懇親会では @a_matsuda さんと英語できるようになりたいですねー、みたいな話をしたり、 @mori_dev さんにまたいろいろ教えてもらったりとか。彼はおれよりずいぶん若いはずだけど、ブログや Twitter のアウトプットをみていても、話を聞いてみても、学ぶところが多いなーといつも思う。あと毎度ながらおれはミーハーなので @shyouhei さんに「ブログ読んでます、『おまえら』っていう呼びかけとか独特の文章のセンスが好きなのでこれからも更新してください」とファンレターならぬファンメッセージを伝えることができた(プレッシャーだなぁ、と苦笑されてしまったが)あと @takkanm さんに「懇親会の料理大丈夫でしたか」と気を使わせてしまってすいませんでした(以前 railstokyo の懇親会で肉をあまり積極的に食べないという話をしたのを覚えてくださっていた)大丈夫です、一口食べてとても美味しかったので全部食って帰ろうと腹を決めました。あと @hotchpotch さんとも何か喋った覚えがあるんだけど脳のメモリから溢れました・・・。他にもいろいろお話させてもらった覚えはボンヤリと。なんか Rails がスレッドセーフじゃないのはどうなんだとか、なんとか・・・。

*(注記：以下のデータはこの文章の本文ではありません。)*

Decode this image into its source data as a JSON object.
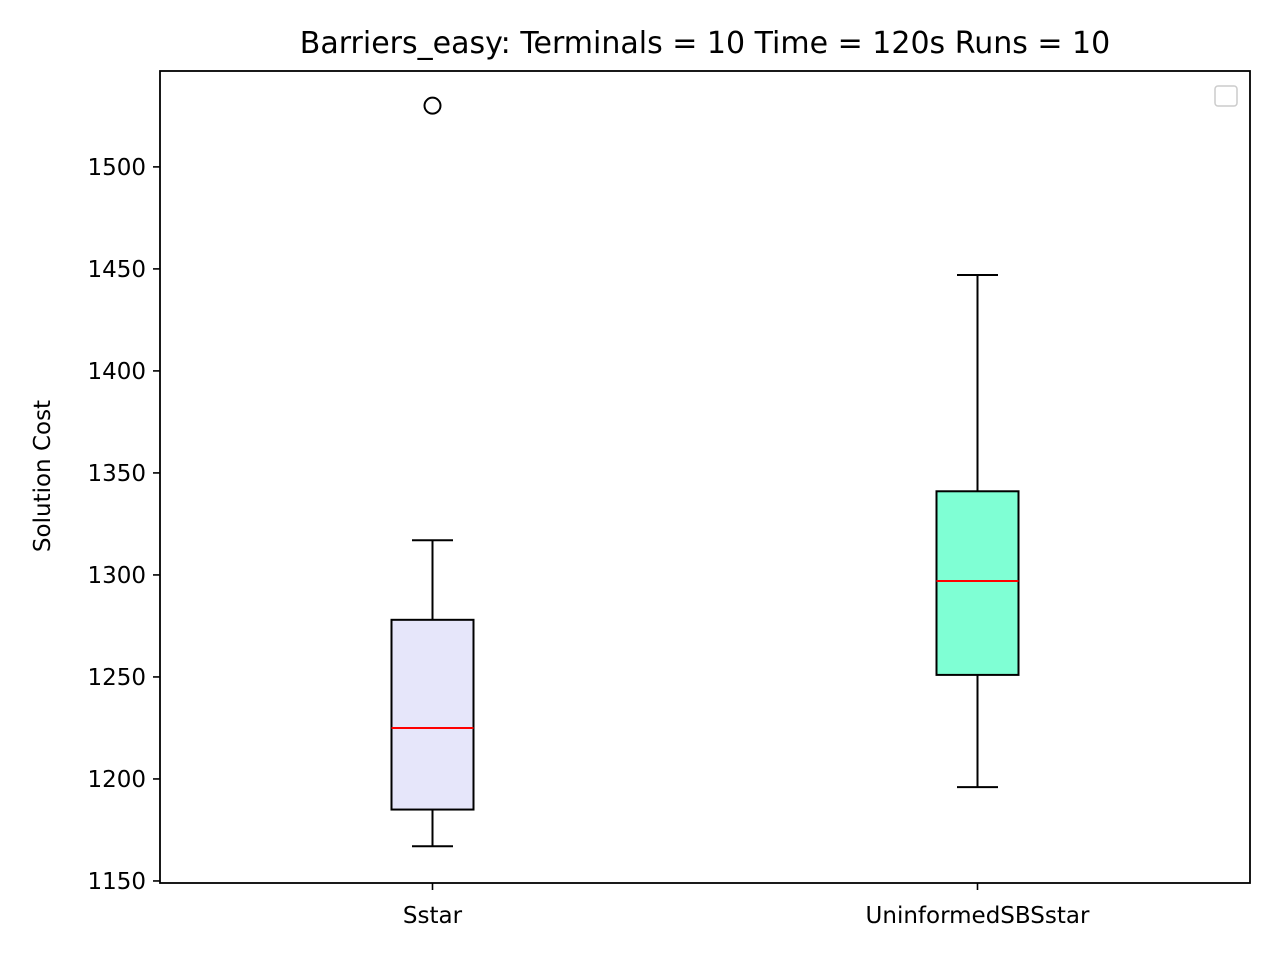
{
  "chart_data": {
    "type": "box",
    "title": "Barriers_easy:  Terminals = 10  Time = 120s  Runs = 10",
    "xlabel": "",
    "ylabel": "Solution Cost",
    "ylim": [
      1149,
      1547
    ],
    "yticks": [
      1150,
      1200,
      1250,
      1300,
      1350,
      1400,
      1450,
      1500
    ],
    "grid": false,
    "legend": "top-right, empty",
    "median_color": "#ff0000",
    "boxes": [
      {
        "category": "Sstar",
        "whisker_low": 1167,
        "q1": 1185,
        "median": 1225,
        "q3": 1278,
        "whisker_high": 1317,
        "outliers": [
          1530
        ],
        "fill": "#e6e6fa"
      },
      {
        "category": "UninformedSBSstar",
        "whisker_low": 1196,
        "q1": 1251,
        "median": 1297,
        "q3": 1341,
        "whisker_high": 1447,
        "outliers": [],
        "fill": "#7fffd4"
      }
    ]
  }
}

実は Ruby 会議と名のつくものに参加したのはこれが初めてで、去年夏の Rubykaigi は二日間のチケットを購入済みだったにもかかわらず体調不良で(手術前で一番不安定な時期だった)家で寝こんでいて不参加だった。転職して Rubyist を名乗るようになって一年以上たって、ようやく念願だった Ruby 会議に参加できて嬉しい。規模とか、 Asakusa.rb meetup がベースにあるということも影響しているのだと思うけど、手作りのぬくもり、みたいなものがあるイベントだったと思う。拍手も心持ち暖かかったような。なんか、 @miyagawa さんが日本にいたころの YAPC::Asia (2006 とか) の頃の Perl コミュニティっぽさを感じて、すごく懐かしい感じがした。みんなで椅子片付けたりとか。

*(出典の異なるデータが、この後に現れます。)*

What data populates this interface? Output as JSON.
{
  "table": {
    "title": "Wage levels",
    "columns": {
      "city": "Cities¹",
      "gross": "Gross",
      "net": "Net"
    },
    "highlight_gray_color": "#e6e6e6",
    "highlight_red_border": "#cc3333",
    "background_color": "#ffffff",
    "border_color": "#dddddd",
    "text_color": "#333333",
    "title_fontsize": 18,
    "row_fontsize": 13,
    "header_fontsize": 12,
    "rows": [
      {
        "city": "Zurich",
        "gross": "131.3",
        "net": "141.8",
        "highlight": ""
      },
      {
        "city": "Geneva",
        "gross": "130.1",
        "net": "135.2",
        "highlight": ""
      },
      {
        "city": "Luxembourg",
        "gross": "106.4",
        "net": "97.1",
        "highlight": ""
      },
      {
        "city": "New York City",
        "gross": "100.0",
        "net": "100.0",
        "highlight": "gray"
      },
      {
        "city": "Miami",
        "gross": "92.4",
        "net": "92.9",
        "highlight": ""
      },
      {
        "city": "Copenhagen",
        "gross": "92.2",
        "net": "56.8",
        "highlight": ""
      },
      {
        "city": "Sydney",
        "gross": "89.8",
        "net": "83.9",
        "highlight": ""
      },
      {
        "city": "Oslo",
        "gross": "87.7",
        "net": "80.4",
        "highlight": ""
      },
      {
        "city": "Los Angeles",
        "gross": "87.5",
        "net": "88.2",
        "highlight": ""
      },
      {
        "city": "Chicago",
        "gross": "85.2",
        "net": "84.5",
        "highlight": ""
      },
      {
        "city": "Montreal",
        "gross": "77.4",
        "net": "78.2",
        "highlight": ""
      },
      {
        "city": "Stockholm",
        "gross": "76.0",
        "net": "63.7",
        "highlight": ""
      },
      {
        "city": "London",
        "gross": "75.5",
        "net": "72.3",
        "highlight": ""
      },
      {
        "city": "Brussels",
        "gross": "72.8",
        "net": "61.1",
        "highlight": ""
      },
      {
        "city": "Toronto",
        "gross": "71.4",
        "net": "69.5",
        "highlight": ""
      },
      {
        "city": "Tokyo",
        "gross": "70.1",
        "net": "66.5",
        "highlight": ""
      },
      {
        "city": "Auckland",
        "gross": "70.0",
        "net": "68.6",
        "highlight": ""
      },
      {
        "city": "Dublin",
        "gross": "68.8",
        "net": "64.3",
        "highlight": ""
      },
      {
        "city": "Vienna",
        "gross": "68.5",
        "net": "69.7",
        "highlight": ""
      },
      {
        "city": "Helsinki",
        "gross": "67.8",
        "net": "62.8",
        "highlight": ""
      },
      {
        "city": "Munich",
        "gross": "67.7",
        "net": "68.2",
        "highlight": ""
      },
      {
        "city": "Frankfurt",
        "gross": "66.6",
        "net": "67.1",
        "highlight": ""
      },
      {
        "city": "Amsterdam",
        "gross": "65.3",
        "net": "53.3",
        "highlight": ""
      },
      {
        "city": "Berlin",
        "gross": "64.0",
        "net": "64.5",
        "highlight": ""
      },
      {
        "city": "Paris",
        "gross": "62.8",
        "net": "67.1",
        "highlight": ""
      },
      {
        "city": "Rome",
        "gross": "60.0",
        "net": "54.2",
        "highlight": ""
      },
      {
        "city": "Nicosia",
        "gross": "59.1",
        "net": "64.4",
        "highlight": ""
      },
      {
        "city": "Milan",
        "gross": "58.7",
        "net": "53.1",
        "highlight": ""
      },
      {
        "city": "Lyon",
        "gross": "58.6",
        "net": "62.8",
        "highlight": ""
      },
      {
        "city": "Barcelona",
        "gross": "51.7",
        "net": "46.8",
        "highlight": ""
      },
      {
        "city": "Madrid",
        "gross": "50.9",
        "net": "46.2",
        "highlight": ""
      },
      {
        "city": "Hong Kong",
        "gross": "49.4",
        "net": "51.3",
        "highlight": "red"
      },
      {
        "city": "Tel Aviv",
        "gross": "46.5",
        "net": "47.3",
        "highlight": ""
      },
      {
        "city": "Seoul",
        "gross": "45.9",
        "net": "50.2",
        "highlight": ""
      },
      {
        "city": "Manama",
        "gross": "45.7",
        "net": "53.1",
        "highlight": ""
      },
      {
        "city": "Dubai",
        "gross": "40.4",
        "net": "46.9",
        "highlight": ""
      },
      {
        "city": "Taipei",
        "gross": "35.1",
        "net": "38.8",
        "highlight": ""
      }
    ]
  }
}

そして。「渋谷界隈の Rubyist で何かやる」話を Twitter でつぶやいていたら、あの Asakusa.rb ファウンダーが

とおっしゃっていたので、これはもうやるしかないですよね!ということで、最初は近場に勤めてるひと数名でランチ、とかになりそうだけど、なんかやります。やったらまたブログに書きます。

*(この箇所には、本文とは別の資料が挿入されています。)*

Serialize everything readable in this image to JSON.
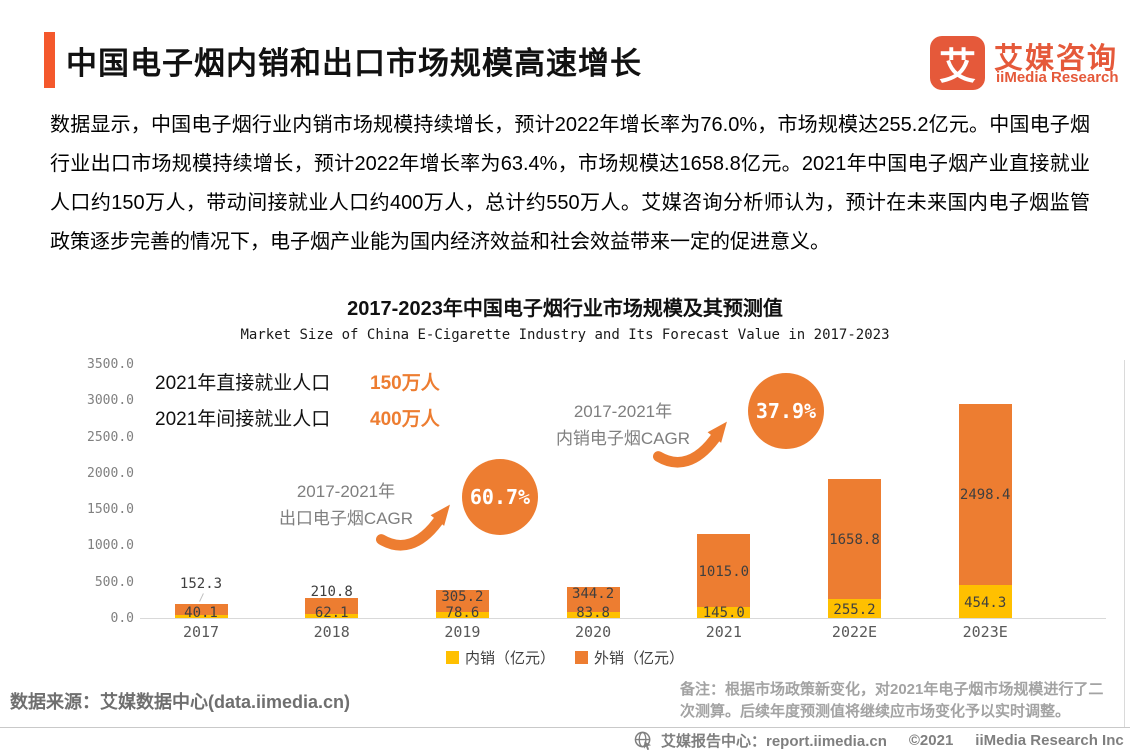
{
  "header": {
    "title": "中国电子烟内销和出口市场规模高速增长",
    "logo": {
      "glyph": "艾",
      "name_cn": "艾媒咨询",
      "name_en": "iiMedia Research"
    }
  },
  "intro": {
    "text": "数据显示，中国电子烟行业内销市场规模持续增长，预计2022年增长率为76.0%，市场规模达255.2亿元。中国电子烟行业出口市场规模持续增长，预计2022年增长率为63.4%，市场规模达1658.8亿元。2021年中国电子烟产业直接就业人口约150万人，带动间接就业人口约400万人，总计约550万人。艾媒咨询分析师认为，预计在未来国内电子烟监管政策逐步完善的情况下，电子烟产业能为国内经济效益和社会效益带来一定的促进意义。"
  },
  "chart_data": {
    "type": "bar",
    "stacked": true,
    "title": "2017-2023年中国电子烟行业市场规模及其预测值",
    "subtitle": "Market Size of China E-Cigarette Industry and Its Forecast Value in 2017-2023",
    "categories": [
      "2017",
      "2018",
      "2019",
      "2020",
      "2021",
      "2022E",
      "2023E"
    ],
    "series": [
      {
        "name": "内销（亿元）",
        "color": "#FFC000",
        "values": [
          40.1,
          62.1,
          78.6,
          83.8,
          145.0,
          255.2,
          454.3
        ]
      },
      {
        "name": "外销（亿元）",
        "color": "#ED7D31",
        "values": [
          152.3,
          210.8,
          305.2,
          344.2,
          1015.0,
          1658.8,
          2498.4
        ]
      }
    ],
    "ylim": [
      0,
      3500
    ],
    "yticks": [
      0,
      500,
      1000,
      1500,
      2000,
      2500,
      3000,
      3500
    ],
    "grid": false,
    "legend_position": "bottom"
  },
  "annotations": {
    "direct_employment_label": "2021年直接就业人口",
    "direct_employment_value": "150万人",
    "indirect_employment_label": "2021年间接就业人口",
    "indirect_employment_value": "400万人",
    "export_cagr_line1": "2017-2021年",
    "export_cagr_line2": "出口电子烟CAGR",
    "export_cagr_value": "60.7%",
    "domestic_cagr_line1": "2017-2021年",
    "domestic_cagr_line2": "内销电子烟CAGR",
    "domestic_cagr_value": "37.9%"
  },
  "footer": {
    "source": "数据来源：艾媒数据中心(data.iimedia.cn)",
    "note": "备注：根据市场政策新变化，对2021年电子烟市场规模进行了二次测算。后续年度预测值将继续应市场变化予以实时调整。",
    "report_center": "艾媒报告中心：report.iimedia.cn",
    "copyright": "©2021",
    "company": "iiMedia Research Inc"
  },
  "colors": {
    "accent": "#F4582C",
    "logo_orange": "#E5593A",
    "bar_orange": "#ED7D31",
    "bar_yellow": "#FFC000",
    "axis_gray": "#808080",
    "value_label": "#3F3F3F",
    "note_gray": "#A3A3A3",
    "footer_gray": "#7F7F7F"
  }
}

ボンヤリと、こんなのがあるといいなーというアイデアはあって。中学生とか高校生の頃、学校で「昨日のテレビみた?面白かったよねー」みたいな話をしたじゃないですか(おれは友達が少なかった上に当時はやってたテレビをあまり見てなかったのでリアルで経験したことは少ないのだけど)ああいう他愛もない話って、「同じクラス」とか「同じ部活」という属性で小さなコミュニティに属しているひと同士で話すことに意味があって、話題はなんでもいいんですよね、たいしたトピックがなくてもちゃんと会話できるという。そういう感じの気軽な何かを、 Rubyist という属性をもった人同士でやったら、みんなそれなりにお互い関心を持てる話題があるんじゃないかなーと、妄想していて。そうやって一時間二時間だべってるだけでも、そこに居合わせた人は何らかの刺激を受けるし、何気ない一言が誰かにとってはすごく重要な意味があったり、なんてこともあるだろう、と。まぁ Ruby 好きなひとたちが集まって話すだけでもそれなりに楽しいんじゃね?くらいの軽い気持ちです、ハイ。